On-premise users: click in-app to access the full platform documentation for your version of DataRobot.

Learning Curves

Use the Learning Curve graph to help determine whether it is worthwhile to increase the size of your dataset. Getting additional data can be expensive, but may be worthwhile if it increases model accuracy. The Learning Curve graph illustrates, for the top-performing models, how model performance varies as the sample size changes. It is based on the current metric set to sort the Leaderboard. (See below for information on how DataRobot calculates model selection for display.)

After you have started a model build, select Learning Curves to display the graph, which shows the stages (sample sizes) used by Autopilot. The display updates as models finish building, reprocessing the graphs with the new model score(s). The image below shows a graph for an AutoML project. For time-aware models, you can set the view (OTV only) and you cannot modify sample size.

To see the actual values for a data point, mouse over the point on the graph's line or the color bar next to the model name to the right of the graph:

Not all models show three sample sizes in the Learning Curves graph. This is because as DataRobot reruns data with a larger sample size, only the highest scoring models from the previous run progress to the next stage. Additionally, blenders are only run on the highest sample percent (which is determined by partitioning settings). Also, the number of points for a given model depend on the number of rows in your dataset. Small datasets (AutoML and time-aware) also impact the number of stages run and shown.

Interpret Learning Curves

Consider the following when evaluating the Learning Curves graph:

  • You must unlock holdout to display Validation scores.

  • Study the model for any sharp changes or performance decrease with increased sample size. If the dataset or the validation set is small, there may be significant variation due to the exact characteristics of the datasets.

  • Model performance can decrease with increasing sample size, as models may become overly sensitive to particular characteristics of the training set.

  • In general, high-bias models (such as linear models) may do better at small sample sizes, while more flexible, high-variance models often perform better at large sample sizes.

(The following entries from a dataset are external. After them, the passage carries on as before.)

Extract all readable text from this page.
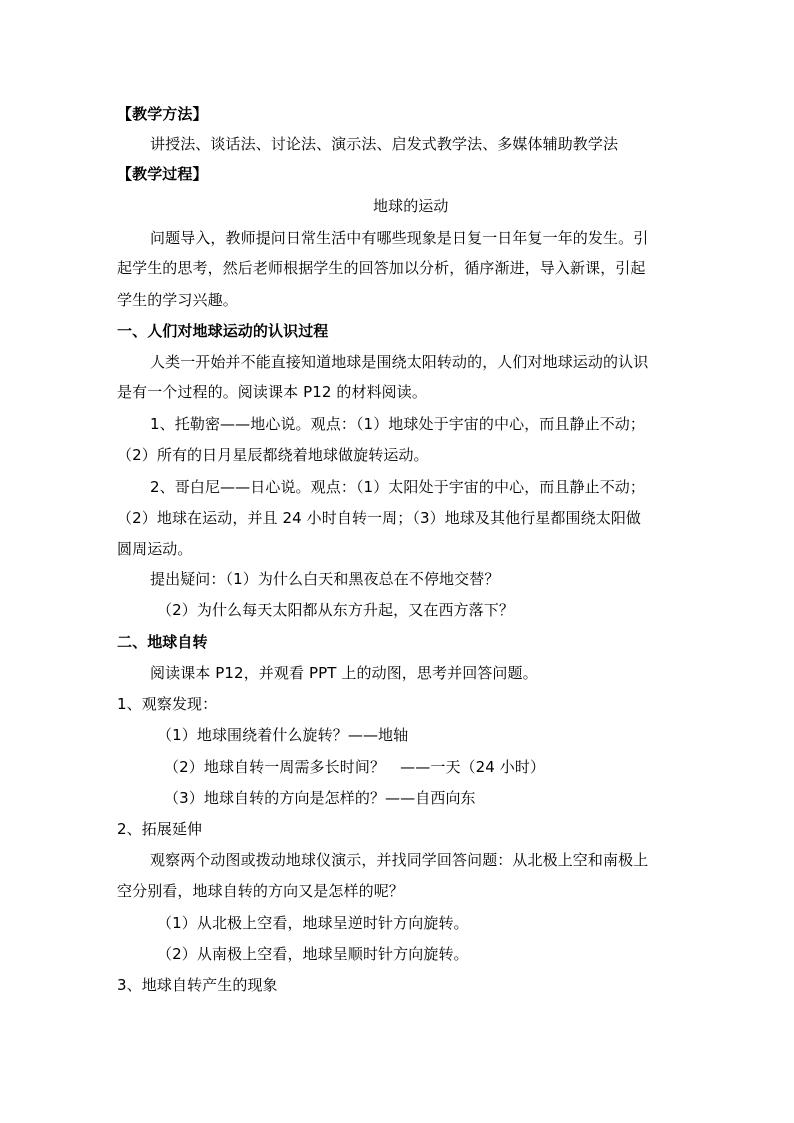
【教学方法】
讲授法、谈话法、讨论法、演示法、启发式教学法、多媒体辅助教学法
【教学过程】
地球的运动
问题导入，教师提问日常生活中有哪些现象是日复一日年复一年的发生。引
起学生的思考，然后老师根据学生的回答加以分析，循序渐进，导入新课，引起
学生的学习兴趣。
一、人们对地球运动的认识过程
人类一开始并不能直接知道地球是围绕太阳转动的，人们对地球运动的认识
是有一个过程的。阅读课本 P12 的材料阅读。
1、托勒密——地心说。观点：（1）地球处于宇宙的中心，而且静止不动；
（2）所有的日月星辰都绕着地球做旋转运动。
2、哥白尼——日心说。观点：（1）太阳处于宇宙的中心，而且静止不动；
（2）地球在运动，并且 24 小时自转一周；（3）地球及其他行星都围绕太阳做
圆周运动。
提出疑问：（1）为什么白天和黑夜总在不停地交替？
（2）为什么每天太阳都从东方升起，又在西方落下？
二、地球自转
阅读课本 P12，并观看 PPT 上的动图，思考并回答问题。
1、观察发现：
（1）地球围绕着什么旋转？——地轴
（2）地球自转一周需多长时间？　——一天（24 小时）
（3）地球自转的方向是怎样的？——自西向东
2、拓展延伸
观察两个动图或拨动地球仪演示，并找同学回答问题：从北极上空和南极上
空分别看，地球自转的方向又是怎样的呢？
（1）从北极上空看，地球呈逆时针方向旋转。
（2）从南极上空看，地球呈顺时针方向旋转。
3、地球自转产生的现象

  • Preprocessing variations can increase model flexibility.

Compute new sample sizes

You can compute the Learning Curves graph for several models in a single click across a set of different sample sizes. By default, the graph auto-populates with sample sizes that map to the stages that were part of your modeling mode selection—three points (full Autopilot and the model recommended and prepared for deployment).

Learning Curves with Quick Autopilot

Because Quick Autopilot uses one-stage training, the Learning Curves graph that was initially populated will show only a single point. To use the Quick run as the basis for this visualization, you can manually run models at various sample sizes or run a different Autopilot mode.

To compute and display additional sample sizes with the Compute Learning Curves option:

Adding sample sizes and clicking Compute causes DataRobot to recompute for the newly entered sizes. Computation is run for all models, or, if you selected one or more models from the list of the right, only for the selected model(s). While per-request size is limited to five sample sizes, you can display any number of points on the graph (using multiple requests). The sample size values you add via Compute Learning Curves are only remembered and auto-populated for that session; they do not persist if you navigate away from the page. To view anything above 64%, you must first unlock holdout.

Some notes on adding new sample sizes:

  • If you trained on a new sample size from the Leaderboard (by clicking the plus () sign), any atypical size (a size not available from the snap-to choices in the dialog to add a new model) does not automatically display on the Learning Curves graph, although you can add it from the graph.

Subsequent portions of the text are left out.